Tuesday, February 2, 2010

I hate money

So, today I got a stern letter warning me that my renter's insurance payment is overdue, and that I must pay it soon or bad things will happen. It's my Portland policy, which I thought had canceled. Long story. But I dealt with it, and it's fine now.

Not five minutes after straightening it out, I get this message on my cell: "This is the Fraud Prevention Center at US Bank. We need you to call us back to review some potentially fraudulent activity on your account number XXXX. This is important. It is not a sales call." Heart attack. Phishing? Identity theft? Something else I forgot or got wrong that would haunt my financial life forever?! I called US Bank directly, and got routed to the fraud department. It was a real call, but nothing is actually wrong. I started breathing again.

And then my tax documents came in the mail. Bah.

I hate money. Being a grown-up is stressful.

(I did get a phone call from my almost-three-year-old nephew this afternoon, though. And that made the day much cheerier.)

Snow

It's snowing again. Just thought I'd share.

Monday, February 1, 2010

That was entertaining

So, an internet-fixing guy had to come to my house again today (I now have internet, but am getting about a fifth of the speed I'm paying for), and I have to say, it was one of the more entertaining repair-person experiences I've ever had. In the half hour he was here, I learned his life story (hometown, time in the Navy, world travels, current home on two acres where he raises chickens and tends apple trees), his medical history, his favorite foods, how often he eats eggs (not counting when they're hidden, like in waffles), his opinions on several issues (wood stoves vs. furnaces, the merits of recycling, the state of the economy, whether people should be allowed to raise chickens in the city limits (touching on the historical ramifications of such rules in times like the Great Depression), his desire to see outsourced jobs brought back to the US, his disapproval of estate taxes, etc.), a brief history of the Baltimore rail system (which led to broader discussion of rail systems in general), his aspirations to live as much like a mountain man as he can, and an overview of the rawhide trade of California in the 1830s. And I'm sure I've left some of it out.

Whew.

Unfortunately, this man was not a good multi-tasker. So every time he spoke, he stopped what he was doing. You can see why this means he was at my house for half an hour instead of the thirty seconds it should have taken to test the line and say: "You're getting a great signal. It's .8mgs faster than you pay for, actually. Must be an issue with the wireless."

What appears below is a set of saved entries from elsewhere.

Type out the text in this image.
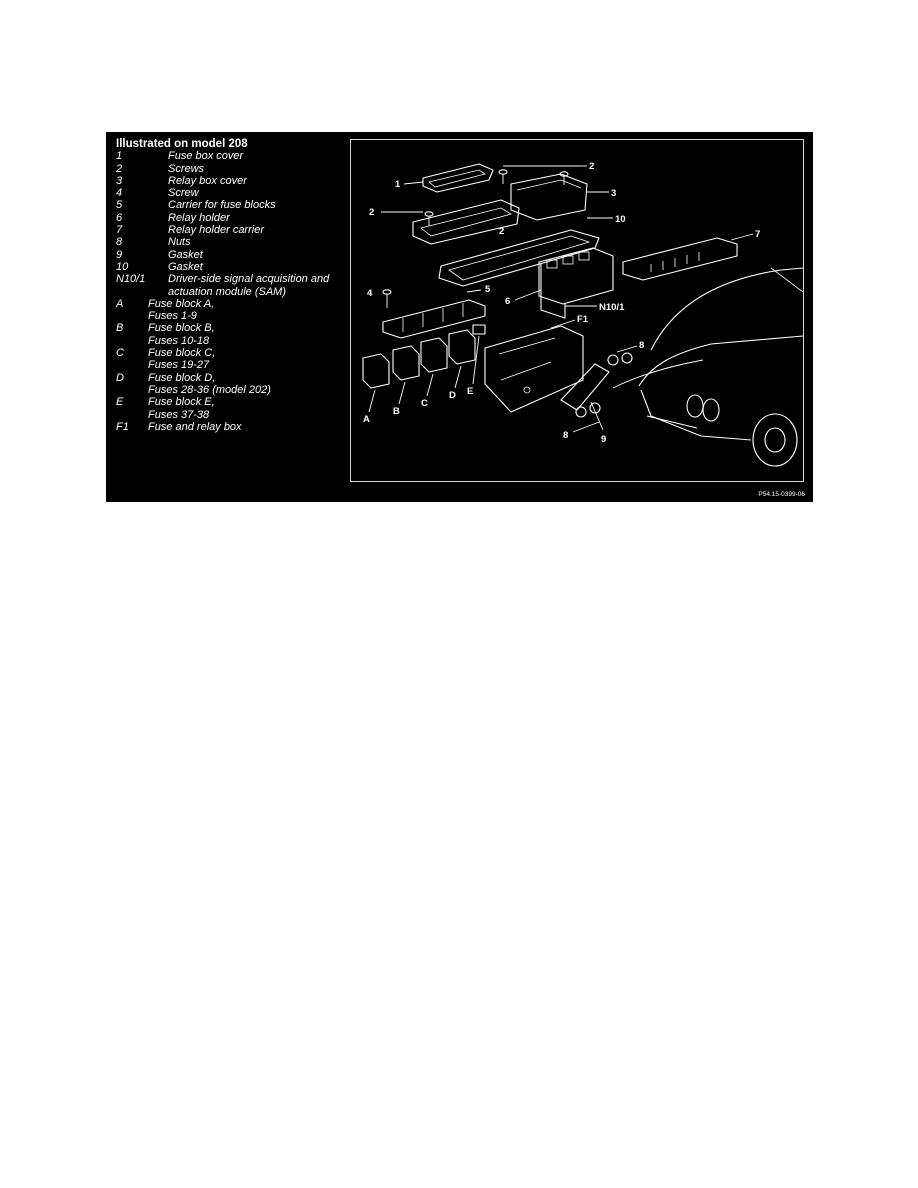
Illustrated on model 208
1	Fuse box cover
2	Screws
3	Relay box cover
4	Screw
5	Carrier for fuse blocks
6	Relay holder
7	Relay holder carrier
8	Nuts
9	Gasket
10	Gasket
N10/1 Driver-side signal acquisition and
actuation module (SAM)
A Fuse block A,
Fuses 1-9
B Fuse block B,
Fuses 10-18
C Fuse block C,
Fuses 19-27
D Fuse block D,
Fuses 28-36 (model 202)
E Fuse block E,
Fuses 37-38
F1 Fuse and relay box
1
2
2
2
3
10
7
4	5
6
N10/1
F1
8
8	9
A
B
C
D E
P54.15-0399-06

But he was so friendly and goodnatured with his chatter, that I couldn't help but be entertained by it. I wonder if the internet company knows that's why his jobs at each site take so long...

In other news: I have now officially volunteered to tutor junior high kids in reading once a week, in a nearby low-income neighborhood. My church helps run a youth center there. I'm looking forward to it as a way both to get out of the house and to get more involved with my church/city. I'll let you know how it goes. (And yes, all you mom-type people out there: I have a friendly ride with a fellow tutor to and from each week, so no scary walks or busses at night through sketchy neighborhoods. You may stop fretting.)